Doctors believe that omicron has been contributing to croup because it settles higher in the respiratory tract than other forms of the virus. Since children have small, narrow airways, it takes just a small amount of inflammation to clog them, explained Dr. Buddy Creech, a pediatric infectious disease expert and director of the Vanderbilt Vaccine Research Program at the Vanderbilt University Medical Center in Nashville, Tenn.
He and his colleagues have also noted “croup-like presentations” in young children who test positive for COVID-19. Dr. Saif Al Qatarneh, a pediatric pulmonologist at West Virginia University, said that he, too, has noted an increase in such diagnoses in tandem with a rise in pediatric COVID-19 cases.
Al Qatarneh said he and his colleagues are concerned about the coming weeks as omicron continues to spread. He said parents of young children should prepare for cases of croup.
“We are still two to three weeks away from the peak of omicron,” he said. “The smart thought is to get ready for more patients getting bronchiolitis in children and infants.”
Though Dr.

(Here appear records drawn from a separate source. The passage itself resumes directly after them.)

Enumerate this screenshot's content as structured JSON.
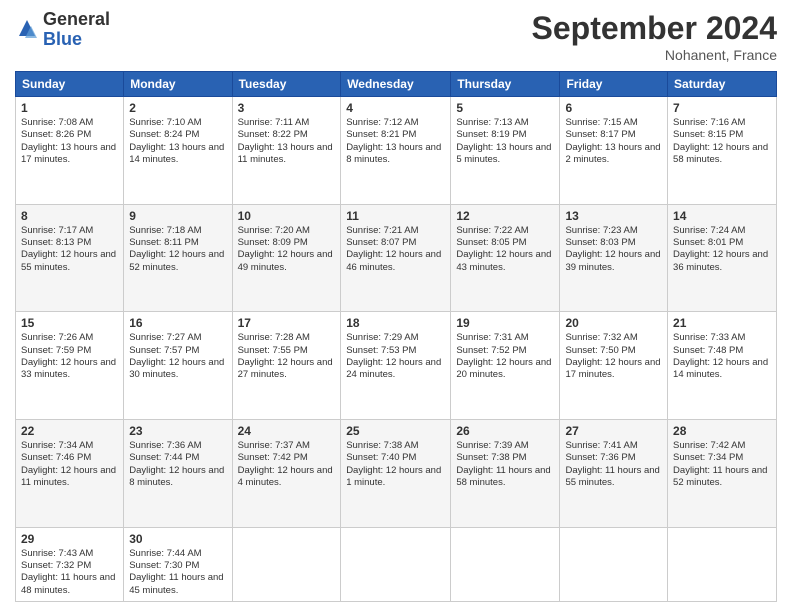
{
  "header": {
    "logo_general": "General",
    "logo_blue": "Blue",
    "month_title": "September 2024",
    "location": "Nohanent, France"
  },
  "days_of_week": [
    "Sunday",
    "Monday",
    "Tuesday",
    "Wednesday",
    "Thursday",
    "Friday",
    "Saturday"
  ],
  "weeks": [
    [
      {
        "day": "1",
        "sunrise": "7:08 AM",
        "sunset": "8:26 PM",
        "daylight": "13 hours and 17 minutes."
      },
      {
        "day": "2",
        "sunrise": "7:10 AM",
        "sunset": "8:24 PM",
        "daylight": "13 hours and 14 minutes."
      },
      {
        "day": "3",
        "sunrise": "7:11 AM",
        "sunset": "8:22 PM",
        "daylight": "13 hours and 11 minutes."
      },
      {
        "day": "4",
        "sunrise": "7:12 AM",
        "sunset": "8:21 PM",
        "daylight": "13 hours and 8 minutes."
      },
      {
        "day": "5",
        "sunrise": "7:13 AM",
        "sunset": "8:19 PM",
        "daylight": "13 hours and 5 minutes."
      },
      {
        "day": "6",
        "sunrise": "7:15 AM",
        "sunset": "8:17 PM",
        "daylight": "13 hours and 2 minutes."
      },
      {
        "day": "7",
        "sunrise": "7:16 AM",
        "sunset": "8:15 PM",
        "daylight": "12 hours and 58 minutes."
      }
    ],
    [
      {
        "day": "8",
        "sunrise": "7:17 AM",
        "sunset": "8:13 PM",
        "daylight": "12 hours and 55 minutes."
      },
      {
        "day": "9",
        "sunrise": "7:18 AM",
        "sunset": "8:11 PM",
        "daylight": "12 hours and 52 minutes."
      },
      {
        "day": "10",
        "sunrise": "7:20 AM",
        "sunset": "8:09 PM",
        "daylight": "12 hours and 49 minutes."
      },
      {
        "day": "11",
        "sunrise": "7:21 AM",
        "sunset": "8:07 PM",
        "daylight": "12 hours and 46 minutes."
      },
      {
        "day": "12",
        "sunrise": "7:22 AM",
        "sunset": "8:05 PM",
        "daylight": "12 hours and 43 minutes."
      },
      {
        "day": "13",
        "sunrise": "7:23 AM",
        "sunset": "8:03 PM",
        "daylight": "12 hours and 39 minutes."
      },
      {
        "day": "14",
        "sunrise": "7:24 AM",
        "sunset": "8:01 PM",
        "daylight": "12 hours and 36 minutes."
      }
    ],
    [
      {
        "day": "15",
        "sunrise": "7:26 AM",
        "sunset": "7:59 PM",
        "daylight": "12 hours and 33 minutes."
      },
      {
        "day": "16",
        "sunrise": "7:27 AM",
        "sunset": "7:57 PM",
        "daylight": "12 hours and 30 minutes."
      },
      {
        "day": "17",
        "sunrise": "7:28 AM",
        "sunset": "7:55 PM",
        "daylight": "12 hours and 27 minutes."
      },
      {
        "day": "18",
        "sunrise": "7:29 AM",
        "sunset": "7:53 PM",
        "daylight": "12 hours and 24 minutes."
      },
      {
        "day": "19",
        "sunrise": "7:31 AM",
        "sunset": "7:52 PM",
        "daylight": "12 hours and 20 minutes."
      },
      {
        "day": "20",
        "sunrise": "7:32 AM",
        "sunset": "7:50 PM",
        "daylight": "12 hours and 17 minutes."
      },
      {
        "day": "21",
        "sunrise": "7:33 AM",
        "sunset": "7:48 PM",
        "daylight": "12 hours and 14 minutes."
      }
    ],
    [
      {
        "day": "22",
        "sunrise": "7:34 AM",
        "sunset": "7:46 PM",
        "daylight": "12 hours and 11 minutes."
      },
      {
        "day": "23",
        "sunrise": "7:36 AM",
        "sunset": "7:44 PM",
        "daylight": "12 hours and 8 minutes."
      },
      {
        "day": "24",
        "sunrise": "7:37 AM",
        "sunset": "7:42 PM",
        "daylight": "12 hours and 4 minutes."
      },
      {
        "day": "25",
        "sunrise": "7:38 AM",
        "sunset": "7:40 PM",
        "daylight": "12 hours and 1 minute."
      },
      {
        "day": "26",
        "sunrise": "7:39 AM",
        "sunset": "7:38 PM",
        "daylight": "11 hours and 58 minutes."
      },
      {
        "day": "27",
        "sunrise": "7:41 AM",
        "sunset": "7:36 PM",
        "daylight": "11 hours and 55 minutes."
      },
      {
        "day": "28",
        "sunrise": "7:42 AM",
        "sunset": "7:34 PM",
        "daylight": "11 hours and 52 minutes."
      }
    ],
    [
      {
        "day": "29",
        "sunrise": "7:43 AM",
        "sunset": "7:32 PM",
        "daylight": "11 hours and 48 minutes."
      },
      {
        "day": "30",
        "sunrise": "7:44 AM",
        "sunset": "7:30 PM",
        "daylight": "11 hours and 45 minutes."
      },
      null,
      null,
      null,
      null,
      null
    ]
  ]
}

Anthony Fauci, Chief Medical Advisor to the President, said this week that omicron generally causes less severe illness than other forms of SARS CoV-2, he said there are still risks associated with it.
“But remember the caveat: rapid community spread is seeing larger numbers of children being hospitalized — again, mostly among the unvaccinated,” said Fauci, the president’s chief medical adviser.
For children who develop croup, Edwards said the “main treatment is to keep the upper airways open and clear until the inflammation subsides.”
Some patients may require a few days of steroids, oxygen support or breathing treatments and it does occasionally result in severe complications requiring hospitalization. However, the condition often goes away on its own.
According to an NBC News analysis of Health and Human Services data, at least 16 states have broken records for the number of pediatric hospitalizations linked to COVID-19. Indeed, nearly 40 percent of the pediatric hospitalizations at Texas Children's Hospital in Houston include children under 5, said Dr. Jim Versalovic, a pathologist who is a co-leader of the hospital's COVID-19 Command Center.
Experts say keeping young children away from people who are unvaccinated or ill is the best way to prevent them from getting croup.
“For those who are unvaccinated, this is going to be a rough ride,” said Creech. “That may include our young children, and so we really have to protect them as best we can.”
Pfizer, the company produces vaccine approved by the Food and Drug Administration for children from 5 to 11 years old, is expected to have data on a vaccine for younger children by April. Creech, who is also one of the primary researchers for the Moderna KidCOVE clinical trials, predicted a rollout of vaccines for the youngest children no earlier than this summer.